Neil heading towards our hotel - The Tara Palace



Down the alleyway - Hotel balconies above.


 

Views from our balcony.




From our balcony during a storm.




 Views from our rooftop.



Our hotel is positioned between the Red Fort and Jamu Masjid (mosque), both of which we have explored in the last few days. We are also within easy walking distance of Chandi Chowk markets and the metro station. Over the last four days we have set ourselves up with Indian sim cards, purchased an internet stick, conquered the metro and visited a few of the local sites – the fort and mosque as mentioned, India Gate (A World War 1 Memorial), The Rajpath, India National Museum, The Parliament Buildings and the President’s Residence.

Almost forgot – we also got Neil’s reading glasses fixed. He broke the ear end off one of the arms on our last day with Jen and Phil. In Chandi Chowk, just round the corner from where we are staying a kindly fellow searched through boxes of old glasses sound a similar pair, removed those arms and put them on Neil’s. Voila, fixed! $2.
The metro is an underground mass rapid transport system and yes it transports the MASSES. Women have their own carriages and the Station Gestapo make sure that mere males (who probably don’t mind being a bit too close to women) obey the rules. We discovered the women’s only section the first day we rode the metro. We saw our train at the platform as we were descended. We made a mad dash through the closest door and yep, you guessed it. Neil was in the women’s section. Eyes averted he made his  way towards the next carriage, not quite into it as it was packed, but close enough to quieten the offended. As you exit the carriage you say a quick few prayers that the masses are going in the same direction as you because manoeuvring in a contrary direction is impossible.
The Red Fort 

  


Check the scaffolding Daz!
 Inside The Red Fort
Chatta Chowk (covered bazaar) just inside The Lahore Gate at the fort

 Diwan-i-Am (The Hall of Public Audiences)

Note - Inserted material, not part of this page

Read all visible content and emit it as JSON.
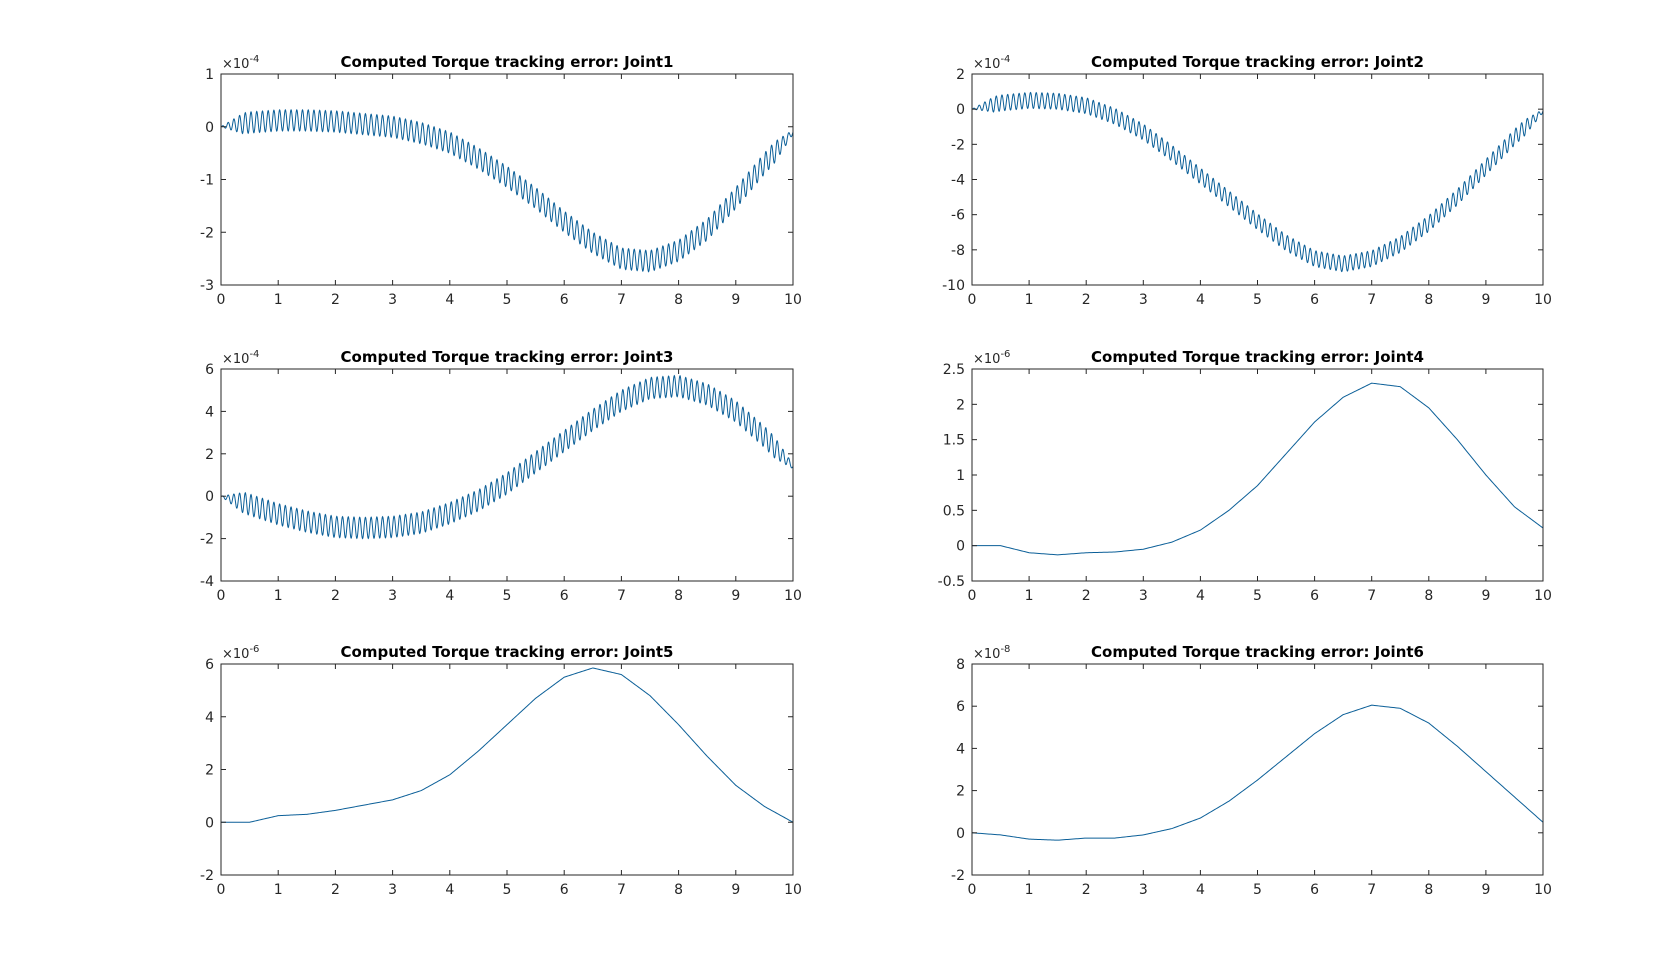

Diwan-i-Khas (The Hall of Private Audiences)


 
Jama Masjid




 
People watching at the mosque.




 
Just outside the walls of the mosque.

Mongoose not far from where man above was sleeping

Chandi Chowk
Wah Ji Wah - an excellent vegetarian restaurant!
 Light Traffic!
 
At The National Museum



 
India Gate - War Memorial
President's Estate
Looking down Rajpath towards India Gate,
Parliament Buildings to the left and right.

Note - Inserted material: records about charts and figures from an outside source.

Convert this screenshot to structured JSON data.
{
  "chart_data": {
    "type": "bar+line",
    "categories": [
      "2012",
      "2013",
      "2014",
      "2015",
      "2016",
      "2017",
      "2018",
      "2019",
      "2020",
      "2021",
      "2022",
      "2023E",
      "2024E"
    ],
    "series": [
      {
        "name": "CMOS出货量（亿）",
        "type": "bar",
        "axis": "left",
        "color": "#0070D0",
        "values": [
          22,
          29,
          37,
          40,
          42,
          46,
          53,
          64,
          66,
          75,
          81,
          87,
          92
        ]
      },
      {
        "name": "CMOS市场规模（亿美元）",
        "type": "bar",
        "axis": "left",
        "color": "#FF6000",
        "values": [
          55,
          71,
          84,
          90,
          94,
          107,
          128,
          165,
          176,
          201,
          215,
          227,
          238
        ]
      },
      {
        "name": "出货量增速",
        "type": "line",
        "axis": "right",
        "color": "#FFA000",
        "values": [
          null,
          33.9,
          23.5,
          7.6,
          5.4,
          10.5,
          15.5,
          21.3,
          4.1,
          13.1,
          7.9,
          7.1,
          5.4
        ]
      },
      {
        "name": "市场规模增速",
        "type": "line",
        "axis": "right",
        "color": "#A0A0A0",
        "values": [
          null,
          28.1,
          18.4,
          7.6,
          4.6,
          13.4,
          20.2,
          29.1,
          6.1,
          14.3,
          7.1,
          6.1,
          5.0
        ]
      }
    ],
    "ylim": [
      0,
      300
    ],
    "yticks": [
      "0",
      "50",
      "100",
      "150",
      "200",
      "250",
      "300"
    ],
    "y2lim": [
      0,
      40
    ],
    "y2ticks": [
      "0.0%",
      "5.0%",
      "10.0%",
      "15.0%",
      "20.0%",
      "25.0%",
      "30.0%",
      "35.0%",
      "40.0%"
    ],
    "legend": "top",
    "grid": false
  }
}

My first thoughts of India (as far as my Delhi experience allows). It’s crowded (understatement of the year). All senses are on high alert. Ears are accosted by constant horn blasts, loud hawkers spruiking their wares and the constant noise of being surrounded by that many people all of the time. Visually it’s demanding, stirring, exciting and confronting. And the aromas wafting with the breeze?  They can be equally exciting and affronting to the olfactory nerves.
29th July
This morning we had the taxi ride from hell! My fingers tightly clenched the seat for much of the journey and my foot was on the break the whole way (because I was merely the back seat driver that did little good). Today we flew from Delhi to Srinagar in Kashmir. The ride was to the airport in peak hour morning traffic. Not normal peak hour traffic but Delhi peak hour traffic – there is an enormous difference. It was bumper to bumper and horn to horn most of the way. Four designated lanes were totally ignored. The taxi’s brakes and steering had long passed their use by date. The driver continually swigged water from a bottle, hacked those mouthfuls out the window, or the door if we were stationary, and abused all other drivers who ‘rudely’ got in his way. The taxi crabbed and careered across the lanes, often at break-neck speed over short distances when traffic allowed, to then screech to a sudden halt. One of India’s many gods was watching over us this morning – we arrived at the airport in one piece. I could have done with a stiff shot of the good stuff but settled for a strong coffee!